Mais importante ainda, contudo, o registo reflecte claramente o facto de que durante as deliberações no caso de Bailey o júri procurou esclarecimentos do juiz de primeira instância relativamente à circunstância agravante legal de “morte múltipla”. Em particular, o júri observou que estava “um pouco preocupado com a palavra ‘provável’”, app. em 200(a), contido na redação legal. Ao responder às preocupações do júri, o juiz de primeira instância deu a seguinte resposta: 'I. . . quero lembrá-lo de que você não precisa insistir muito nessa circunstância [de 'morte múltipla'] porque, como eu lhe disse na acusação, você já descobriu que essa circunstância existe em virtude de seu veredicto. . . .' Eu ia. Sem dúvida, este 'esclarecimento' apenas aumentou a probabilidade de o júri ter sido induzido em erro ao pensar que na fase final, discricionária e impositiva das suas deliberações, estava obrigado a invocar a agravante legal da 'morte múltipla', independentemente de qualquer confusão ou dúvidas que pudesse ter sobre esta circunstância.

Nota de rodapé: 35

Como a maioria salienta, e eu reconheço, a acusação no caso de Flamer instou o júri a considerar factores agravantes não legais na sua determinação da sentença.

Nota de rodapé: 36

Em Zant, o Supremo Tribunal manteve uma sentença de morte da Geórgia imposta ao abrigo de um regime de «não ponderação» e concordou com o Supremo Tribunal da Geórgia que o «mero facto de algumas das circunstâncias agravantes terem sido indevidamente designadas como legais». . . não deu ênfase especial ao papel das circunstâncias agravantes legais na decisão final do júri. Zant v. Stephens, 462 US 862, 889 (1983). Como resultado, o Tribunal concluiu que qualquer possível impacto do imprimatur do “factor agravante” do Estado sobre uma consideração que de outra forma seria admissível “não pode ser justamente considerado como um defeito constitucional no processo de condenação”. Eu ia.

Nota de rodapé: 37

A maioria insiste que «mesmo que os júris tivessem acreditado que não poderiam considerar factores agravantes não legais na fase de selecção, isso não faria naturalmente com que os júris atribuíssem aos factos subjacentes às circunstâncias agravantes legais inválidas qualquer peso maior do que esses factos dariam». de outra forma recebeu. Major Op. texto datilografado em 40. Na sua tentativa de confinar estes casos dentro dos parâmetros de Zant, a maioria recusa-se a reconhecer que, num esquema de “ponderação”, a consideração de um factor inválido que, por sua vez, permite a consideração das circunstâncias que apoiam o factor, permite que o júri inclua em seu cálculo de sentença evidências que de outra forma não poderiam ter sido consideradas. Ver Williams v. Calderon, 52 F.3d 1465, 1477 (9ª Cir. 1995).

Nota de rodapé: 38

As quatro circunstâncias agravantes legais indicadas pelo júri do Flamer em resposta ao interrogatório nº 3 foram as seguintes:

(a) O homicídio foi cometido enquanto o réu estava envolvido na prática de um roubo.

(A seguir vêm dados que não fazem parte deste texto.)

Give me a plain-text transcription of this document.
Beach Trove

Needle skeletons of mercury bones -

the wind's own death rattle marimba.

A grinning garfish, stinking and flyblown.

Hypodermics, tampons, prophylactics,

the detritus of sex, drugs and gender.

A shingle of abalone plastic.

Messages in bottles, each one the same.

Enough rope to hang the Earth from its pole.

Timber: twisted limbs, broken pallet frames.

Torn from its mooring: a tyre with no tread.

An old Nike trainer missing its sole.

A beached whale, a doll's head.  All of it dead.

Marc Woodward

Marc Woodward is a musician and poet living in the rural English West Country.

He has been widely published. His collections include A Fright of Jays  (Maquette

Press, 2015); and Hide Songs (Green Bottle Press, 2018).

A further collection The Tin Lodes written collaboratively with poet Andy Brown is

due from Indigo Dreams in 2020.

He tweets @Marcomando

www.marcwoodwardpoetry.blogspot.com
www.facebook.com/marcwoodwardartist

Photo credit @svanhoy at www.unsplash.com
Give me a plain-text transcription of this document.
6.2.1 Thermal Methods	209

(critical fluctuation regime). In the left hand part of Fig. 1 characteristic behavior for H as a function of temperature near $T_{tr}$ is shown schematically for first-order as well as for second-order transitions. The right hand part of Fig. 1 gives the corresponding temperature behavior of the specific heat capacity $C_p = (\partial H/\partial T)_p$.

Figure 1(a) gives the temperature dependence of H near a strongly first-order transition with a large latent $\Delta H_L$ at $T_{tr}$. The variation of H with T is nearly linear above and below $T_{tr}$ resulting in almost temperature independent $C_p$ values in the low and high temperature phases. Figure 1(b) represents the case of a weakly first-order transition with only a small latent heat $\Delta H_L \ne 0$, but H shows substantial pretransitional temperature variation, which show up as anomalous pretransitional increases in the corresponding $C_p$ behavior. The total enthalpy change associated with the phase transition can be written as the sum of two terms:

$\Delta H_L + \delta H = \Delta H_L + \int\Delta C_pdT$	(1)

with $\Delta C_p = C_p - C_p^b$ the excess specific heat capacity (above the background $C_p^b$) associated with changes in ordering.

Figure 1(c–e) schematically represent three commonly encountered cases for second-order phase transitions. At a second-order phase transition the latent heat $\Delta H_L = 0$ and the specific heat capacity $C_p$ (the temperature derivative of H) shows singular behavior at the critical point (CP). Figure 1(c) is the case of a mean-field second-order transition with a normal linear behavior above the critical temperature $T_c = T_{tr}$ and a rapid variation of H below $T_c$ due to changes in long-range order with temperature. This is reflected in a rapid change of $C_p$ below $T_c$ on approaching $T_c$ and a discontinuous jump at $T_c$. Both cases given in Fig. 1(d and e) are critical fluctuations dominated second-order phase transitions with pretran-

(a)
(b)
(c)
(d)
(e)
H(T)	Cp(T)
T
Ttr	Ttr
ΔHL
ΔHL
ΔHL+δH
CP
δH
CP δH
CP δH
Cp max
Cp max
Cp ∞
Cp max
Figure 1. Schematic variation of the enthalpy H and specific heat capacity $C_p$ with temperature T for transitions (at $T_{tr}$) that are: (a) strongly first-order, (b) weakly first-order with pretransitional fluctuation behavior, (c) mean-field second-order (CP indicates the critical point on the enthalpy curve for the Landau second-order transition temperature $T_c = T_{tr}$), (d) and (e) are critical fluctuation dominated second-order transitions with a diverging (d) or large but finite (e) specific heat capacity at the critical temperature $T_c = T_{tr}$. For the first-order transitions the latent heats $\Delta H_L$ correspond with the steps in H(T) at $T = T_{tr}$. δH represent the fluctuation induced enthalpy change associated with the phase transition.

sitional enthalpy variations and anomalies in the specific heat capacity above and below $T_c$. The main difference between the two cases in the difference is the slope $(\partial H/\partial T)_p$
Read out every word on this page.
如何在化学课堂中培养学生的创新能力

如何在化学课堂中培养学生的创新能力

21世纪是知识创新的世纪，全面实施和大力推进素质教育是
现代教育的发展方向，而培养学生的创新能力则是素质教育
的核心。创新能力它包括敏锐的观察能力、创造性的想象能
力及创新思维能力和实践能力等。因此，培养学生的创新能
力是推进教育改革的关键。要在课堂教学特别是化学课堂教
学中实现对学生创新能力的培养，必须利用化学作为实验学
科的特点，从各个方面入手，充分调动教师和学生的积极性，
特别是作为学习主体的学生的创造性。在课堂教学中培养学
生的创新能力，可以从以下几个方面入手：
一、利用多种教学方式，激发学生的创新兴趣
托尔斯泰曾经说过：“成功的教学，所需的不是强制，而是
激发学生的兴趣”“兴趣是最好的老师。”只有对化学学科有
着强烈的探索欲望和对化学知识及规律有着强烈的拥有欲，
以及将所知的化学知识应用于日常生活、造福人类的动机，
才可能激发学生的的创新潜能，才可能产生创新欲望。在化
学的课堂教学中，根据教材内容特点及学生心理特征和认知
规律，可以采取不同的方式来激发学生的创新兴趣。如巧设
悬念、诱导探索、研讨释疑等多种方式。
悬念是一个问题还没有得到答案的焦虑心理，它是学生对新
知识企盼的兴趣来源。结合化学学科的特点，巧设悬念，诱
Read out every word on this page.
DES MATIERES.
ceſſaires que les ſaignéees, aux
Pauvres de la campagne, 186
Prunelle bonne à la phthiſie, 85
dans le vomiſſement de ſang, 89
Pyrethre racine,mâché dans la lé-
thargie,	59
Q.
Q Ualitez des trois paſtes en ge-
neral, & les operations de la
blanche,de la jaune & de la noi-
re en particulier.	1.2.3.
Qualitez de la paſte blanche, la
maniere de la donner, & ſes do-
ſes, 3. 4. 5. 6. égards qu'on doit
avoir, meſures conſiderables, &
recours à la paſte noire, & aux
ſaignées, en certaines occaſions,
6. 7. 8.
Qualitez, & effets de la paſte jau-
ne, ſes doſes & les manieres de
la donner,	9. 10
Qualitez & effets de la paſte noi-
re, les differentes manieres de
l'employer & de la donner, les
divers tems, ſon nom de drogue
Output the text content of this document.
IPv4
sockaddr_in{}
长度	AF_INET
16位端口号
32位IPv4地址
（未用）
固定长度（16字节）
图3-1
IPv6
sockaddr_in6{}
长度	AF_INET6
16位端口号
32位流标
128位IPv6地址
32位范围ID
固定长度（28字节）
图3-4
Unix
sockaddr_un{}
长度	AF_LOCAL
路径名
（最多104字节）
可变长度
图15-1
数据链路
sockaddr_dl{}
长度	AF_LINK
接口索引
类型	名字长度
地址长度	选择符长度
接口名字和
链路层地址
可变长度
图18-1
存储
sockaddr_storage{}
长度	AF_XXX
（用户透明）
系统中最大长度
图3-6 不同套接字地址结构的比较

(b) A conduta do réu resultou na morte de duas ou mais pessoas

onde as mortes são uma consequência provável da conduta do réu.

(c) O assassinato foi escandalosamente ou desenfreadamente vil, horrível ou desumano.

(d) O assassinato foi cometido para ganho pecuniário.

Ver Apêndice B, supra, v.

Nota de rodapé: 39

A maioria refere-se a esta segunda fase como a fase de “selecção”. Opinião da maioria em 8. Como considero este termo ambíguo, utilizo em vez disso o termo “fase discricionária” ao longo desta dissidência.

Nota de rodapé: 40

A maioria não contesta realmente esta afirmação, embora também não a apoie. Veja Major Op. aos 36 ('O pior que pode ser dito da formulação desta questão interrogatória é que ela pode ser interpretada como sugerindo que o júri não poderia recomendar uma sentença de morte a menos que se baseasse, pelo menos em parte, em uma circunstância agravante legal. '). No entanto, considera «não ver qualquer mérito neste argumento» num ponto posterior do parecer. Major Op. aos 39.

Além disso, a maioria centra-se no facto de as instruções e o interrogatório não impedirem a consideração de outras circunstâncias agravantes, ver Maj. Op. aos 35, 39-41, e que consequentemente Zant governa. Major Op. aos 39. Como a minha dissidência não se baseia de forma alguma nesta questão, não atendo à reivindicação da maioria.